In released internal email exchange between EMS workers days after the accident, they wrote that roughly one-third of all incidents transmitted from I/CAD were either lost or transmitted without complete addresses.
One of the emails was sent by Lt. Carl Nunziata, an overnight shift boss who was contracting Clara Muprhy, head of computer programming for EMS.
He wrote, “Why are these jobs coming in this way and what are we supposed to do with these type of jobs?”
The new system is responsible for processing and sending out roughly 3,000 emergency crews a day.

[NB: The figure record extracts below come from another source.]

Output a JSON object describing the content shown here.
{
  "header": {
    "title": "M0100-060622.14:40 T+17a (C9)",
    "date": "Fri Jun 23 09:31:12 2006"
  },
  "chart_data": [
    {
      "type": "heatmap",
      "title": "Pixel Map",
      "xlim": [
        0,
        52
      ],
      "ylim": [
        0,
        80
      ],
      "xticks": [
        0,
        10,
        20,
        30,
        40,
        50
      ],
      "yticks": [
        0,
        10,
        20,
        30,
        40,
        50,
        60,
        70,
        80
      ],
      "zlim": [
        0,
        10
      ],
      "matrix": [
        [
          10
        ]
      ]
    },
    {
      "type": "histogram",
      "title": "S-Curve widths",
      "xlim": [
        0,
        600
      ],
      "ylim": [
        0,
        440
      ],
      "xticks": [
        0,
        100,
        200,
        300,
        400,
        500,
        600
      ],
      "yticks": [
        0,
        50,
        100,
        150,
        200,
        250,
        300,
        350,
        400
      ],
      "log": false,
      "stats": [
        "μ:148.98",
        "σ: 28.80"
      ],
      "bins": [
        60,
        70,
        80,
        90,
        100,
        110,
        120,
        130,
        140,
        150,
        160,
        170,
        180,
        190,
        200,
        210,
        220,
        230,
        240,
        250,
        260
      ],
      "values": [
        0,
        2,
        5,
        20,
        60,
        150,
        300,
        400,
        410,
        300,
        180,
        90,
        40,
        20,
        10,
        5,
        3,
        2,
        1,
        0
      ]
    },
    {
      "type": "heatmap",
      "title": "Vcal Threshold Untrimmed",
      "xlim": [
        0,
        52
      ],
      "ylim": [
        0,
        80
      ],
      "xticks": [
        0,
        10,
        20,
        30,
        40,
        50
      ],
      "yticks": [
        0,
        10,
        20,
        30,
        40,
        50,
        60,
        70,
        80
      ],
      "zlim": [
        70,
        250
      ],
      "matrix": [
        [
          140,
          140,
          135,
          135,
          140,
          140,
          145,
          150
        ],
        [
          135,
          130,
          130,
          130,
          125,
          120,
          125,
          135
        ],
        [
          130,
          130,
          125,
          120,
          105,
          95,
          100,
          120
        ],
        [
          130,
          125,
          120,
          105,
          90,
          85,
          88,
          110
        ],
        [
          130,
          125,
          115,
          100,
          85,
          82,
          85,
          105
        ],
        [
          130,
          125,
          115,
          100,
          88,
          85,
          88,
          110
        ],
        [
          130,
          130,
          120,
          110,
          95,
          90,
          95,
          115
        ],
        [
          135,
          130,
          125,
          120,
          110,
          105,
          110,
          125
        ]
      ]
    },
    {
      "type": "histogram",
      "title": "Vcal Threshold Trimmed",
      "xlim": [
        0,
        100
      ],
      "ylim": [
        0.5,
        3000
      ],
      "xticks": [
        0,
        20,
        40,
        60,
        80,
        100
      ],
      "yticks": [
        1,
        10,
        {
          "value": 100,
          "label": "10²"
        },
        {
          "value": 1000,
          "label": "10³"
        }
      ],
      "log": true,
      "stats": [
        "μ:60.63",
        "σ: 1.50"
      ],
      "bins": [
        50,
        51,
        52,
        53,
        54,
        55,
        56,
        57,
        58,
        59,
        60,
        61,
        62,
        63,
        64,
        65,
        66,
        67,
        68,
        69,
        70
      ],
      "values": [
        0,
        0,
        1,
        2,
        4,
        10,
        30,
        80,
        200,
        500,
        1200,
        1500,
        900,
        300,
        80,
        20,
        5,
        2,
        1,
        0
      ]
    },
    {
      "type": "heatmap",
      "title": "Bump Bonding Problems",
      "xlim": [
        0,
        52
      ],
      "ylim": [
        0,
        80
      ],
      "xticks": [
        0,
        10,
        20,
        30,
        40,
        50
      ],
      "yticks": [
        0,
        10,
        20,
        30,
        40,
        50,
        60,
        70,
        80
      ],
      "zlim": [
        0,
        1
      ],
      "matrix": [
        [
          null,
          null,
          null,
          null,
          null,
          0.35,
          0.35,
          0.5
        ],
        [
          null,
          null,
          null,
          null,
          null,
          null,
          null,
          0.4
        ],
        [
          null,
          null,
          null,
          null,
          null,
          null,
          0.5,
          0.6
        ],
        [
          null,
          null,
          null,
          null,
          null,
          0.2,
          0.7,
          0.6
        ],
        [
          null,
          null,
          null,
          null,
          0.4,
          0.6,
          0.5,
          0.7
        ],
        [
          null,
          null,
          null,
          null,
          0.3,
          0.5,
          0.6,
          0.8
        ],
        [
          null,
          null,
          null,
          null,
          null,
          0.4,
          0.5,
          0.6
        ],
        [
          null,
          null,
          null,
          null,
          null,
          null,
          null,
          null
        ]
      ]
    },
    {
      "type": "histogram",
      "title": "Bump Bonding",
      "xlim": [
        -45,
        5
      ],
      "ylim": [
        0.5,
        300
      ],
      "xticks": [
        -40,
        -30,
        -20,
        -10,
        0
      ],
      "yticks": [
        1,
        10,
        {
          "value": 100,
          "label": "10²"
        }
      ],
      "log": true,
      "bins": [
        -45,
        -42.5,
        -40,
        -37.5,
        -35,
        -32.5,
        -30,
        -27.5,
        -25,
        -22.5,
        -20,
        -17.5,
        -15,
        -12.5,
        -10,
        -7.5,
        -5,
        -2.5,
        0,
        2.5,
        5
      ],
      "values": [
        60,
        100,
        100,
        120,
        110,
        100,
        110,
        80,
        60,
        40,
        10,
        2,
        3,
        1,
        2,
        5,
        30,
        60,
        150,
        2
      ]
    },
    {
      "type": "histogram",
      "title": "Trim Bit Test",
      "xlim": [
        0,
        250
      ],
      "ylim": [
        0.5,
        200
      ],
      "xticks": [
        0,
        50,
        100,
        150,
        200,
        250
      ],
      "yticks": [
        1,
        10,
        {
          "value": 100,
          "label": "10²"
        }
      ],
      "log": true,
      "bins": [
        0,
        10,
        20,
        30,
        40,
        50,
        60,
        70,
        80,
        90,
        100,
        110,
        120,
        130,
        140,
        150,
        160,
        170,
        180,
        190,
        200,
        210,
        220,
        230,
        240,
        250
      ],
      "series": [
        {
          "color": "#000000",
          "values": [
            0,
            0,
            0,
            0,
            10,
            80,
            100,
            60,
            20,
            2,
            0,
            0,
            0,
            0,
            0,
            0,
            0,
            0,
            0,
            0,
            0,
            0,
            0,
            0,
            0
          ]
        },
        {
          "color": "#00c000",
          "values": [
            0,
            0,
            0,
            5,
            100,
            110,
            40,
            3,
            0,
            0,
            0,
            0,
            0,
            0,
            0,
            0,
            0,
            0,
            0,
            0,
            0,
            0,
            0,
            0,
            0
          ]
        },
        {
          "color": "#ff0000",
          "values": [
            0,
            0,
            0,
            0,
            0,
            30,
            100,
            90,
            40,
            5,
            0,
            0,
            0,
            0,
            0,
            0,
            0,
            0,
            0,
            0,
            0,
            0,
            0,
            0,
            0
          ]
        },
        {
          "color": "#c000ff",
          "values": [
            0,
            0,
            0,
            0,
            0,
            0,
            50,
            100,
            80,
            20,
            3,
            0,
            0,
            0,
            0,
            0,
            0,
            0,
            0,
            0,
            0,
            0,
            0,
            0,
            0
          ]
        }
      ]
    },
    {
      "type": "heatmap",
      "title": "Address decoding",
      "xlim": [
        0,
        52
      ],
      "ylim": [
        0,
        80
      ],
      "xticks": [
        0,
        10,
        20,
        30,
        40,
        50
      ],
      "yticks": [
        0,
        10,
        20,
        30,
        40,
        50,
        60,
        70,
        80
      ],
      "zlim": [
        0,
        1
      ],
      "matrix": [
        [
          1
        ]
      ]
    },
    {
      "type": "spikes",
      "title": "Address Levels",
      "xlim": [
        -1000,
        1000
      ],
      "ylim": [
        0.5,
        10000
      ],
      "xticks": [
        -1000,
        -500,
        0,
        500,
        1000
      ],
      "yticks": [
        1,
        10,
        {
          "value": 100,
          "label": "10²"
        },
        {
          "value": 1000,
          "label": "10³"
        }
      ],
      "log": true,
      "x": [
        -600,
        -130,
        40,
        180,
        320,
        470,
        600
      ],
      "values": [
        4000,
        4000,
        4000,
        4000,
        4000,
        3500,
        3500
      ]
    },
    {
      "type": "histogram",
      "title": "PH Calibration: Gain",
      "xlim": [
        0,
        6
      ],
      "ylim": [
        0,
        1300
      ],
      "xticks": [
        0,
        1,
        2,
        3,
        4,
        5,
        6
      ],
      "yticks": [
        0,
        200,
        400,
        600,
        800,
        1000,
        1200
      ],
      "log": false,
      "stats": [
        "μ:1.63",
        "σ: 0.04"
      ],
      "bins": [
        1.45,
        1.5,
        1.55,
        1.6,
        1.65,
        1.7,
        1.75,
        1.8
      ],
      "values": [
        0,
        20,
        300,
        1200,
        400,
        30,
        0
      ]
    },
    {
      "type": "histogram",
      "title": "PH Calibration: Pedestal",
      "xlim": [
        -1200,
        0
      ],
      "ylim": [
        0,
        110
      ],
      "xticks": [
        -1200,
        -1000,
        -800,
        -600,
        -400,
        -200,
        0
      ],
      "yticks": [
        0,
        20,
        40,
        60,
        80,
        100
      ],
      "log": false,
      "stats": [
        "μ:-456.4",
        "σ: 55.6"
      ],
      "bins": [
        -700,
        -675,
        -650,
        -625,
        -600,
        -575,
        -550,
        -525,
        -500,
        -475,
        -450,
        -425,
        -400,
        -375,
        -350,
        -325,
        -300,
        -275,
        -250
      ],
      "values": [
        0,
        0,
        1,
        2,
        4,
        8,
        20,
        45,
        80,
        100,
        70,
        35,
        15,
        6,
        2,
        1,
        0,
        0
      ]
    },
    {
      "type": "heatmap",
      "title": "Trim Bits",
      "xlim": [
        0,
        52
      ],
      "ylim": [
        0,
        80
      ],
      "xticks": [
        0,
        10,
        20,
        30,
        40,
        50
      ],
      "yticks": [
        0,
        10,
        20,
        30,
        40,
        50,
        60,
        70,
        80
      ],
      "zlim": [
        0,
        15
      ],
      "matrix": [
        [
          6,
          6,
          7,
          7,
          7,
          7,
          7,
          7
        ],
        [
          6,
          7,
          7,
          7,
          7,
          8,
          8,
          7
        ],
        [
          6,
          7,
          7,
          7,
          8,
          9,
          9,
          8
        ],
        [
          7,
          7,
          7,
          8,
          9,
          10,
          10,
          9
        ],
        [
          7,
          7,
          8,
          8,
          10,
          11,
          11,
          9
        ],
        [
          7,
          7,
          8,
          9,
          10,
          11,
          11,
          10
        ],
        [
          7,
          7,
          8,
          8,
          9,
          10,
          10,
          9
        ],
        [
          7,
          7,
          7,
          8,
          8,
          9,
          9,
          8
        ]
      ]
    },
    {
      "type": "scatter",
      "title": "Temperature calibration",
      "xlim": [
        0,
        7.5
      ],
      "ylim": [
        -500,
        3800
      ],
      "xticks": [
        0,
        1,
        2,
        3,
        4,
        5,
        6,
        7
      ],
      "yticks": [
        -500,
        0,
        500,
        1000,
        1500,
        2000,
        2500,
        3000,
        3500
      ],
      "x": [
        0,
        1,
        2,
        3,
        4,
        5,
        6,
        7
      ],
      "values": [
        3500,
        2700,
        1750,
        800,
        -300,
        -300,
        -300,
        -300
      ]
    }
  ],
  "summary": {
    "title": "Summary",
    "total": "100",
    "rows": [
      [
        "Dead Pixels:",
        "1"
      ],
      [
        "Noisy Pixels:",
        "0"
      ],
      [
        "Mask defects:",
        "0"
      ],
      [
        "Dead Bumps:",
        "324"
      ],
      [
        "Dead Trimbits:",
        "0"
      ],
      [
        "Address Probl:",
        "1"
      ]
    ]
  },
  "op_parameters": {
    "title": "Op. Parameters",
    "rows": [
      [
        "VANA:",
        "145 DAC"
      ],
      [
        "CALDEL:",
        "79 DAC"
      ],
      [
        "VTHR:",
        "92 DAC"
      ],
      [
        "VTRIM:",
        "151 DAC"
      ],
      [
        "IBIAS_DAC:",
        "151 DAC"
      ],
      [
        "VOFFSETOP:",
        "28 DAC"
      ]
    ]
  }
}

“We need to know when they call 911, help is on the way,” said Councilwoman Elizabeth Crowley. “There are serious concerns about the city’s 911 upgrade, and New Yorkers deserve the truth about the system and how the administration is working to improve it.”
Crowley sent a letter to Deputy Mayor Cas Holloway requesting a face-to-face meeting with him to discuss the issue.
Following Susperstorm Sandy, Crowley grilled Holloway about incidents where emergency crews were sent to the wrong addresses. Holloway responded that the system is functional, however it became inundated with phone calls making it difficult to keep track of the information.
Mayor Michael Bloomberg has also been an advocate of the system, claiming that while it has “bugs” it works.
“We need to get to the bottom of this immediately,” said Public Advocate Bill de Blasio after the emails were mad public. “City Hall, NYPD and the FDNY have denied problems every step of the way, and we cannot expect their own investigation to unearth truth.”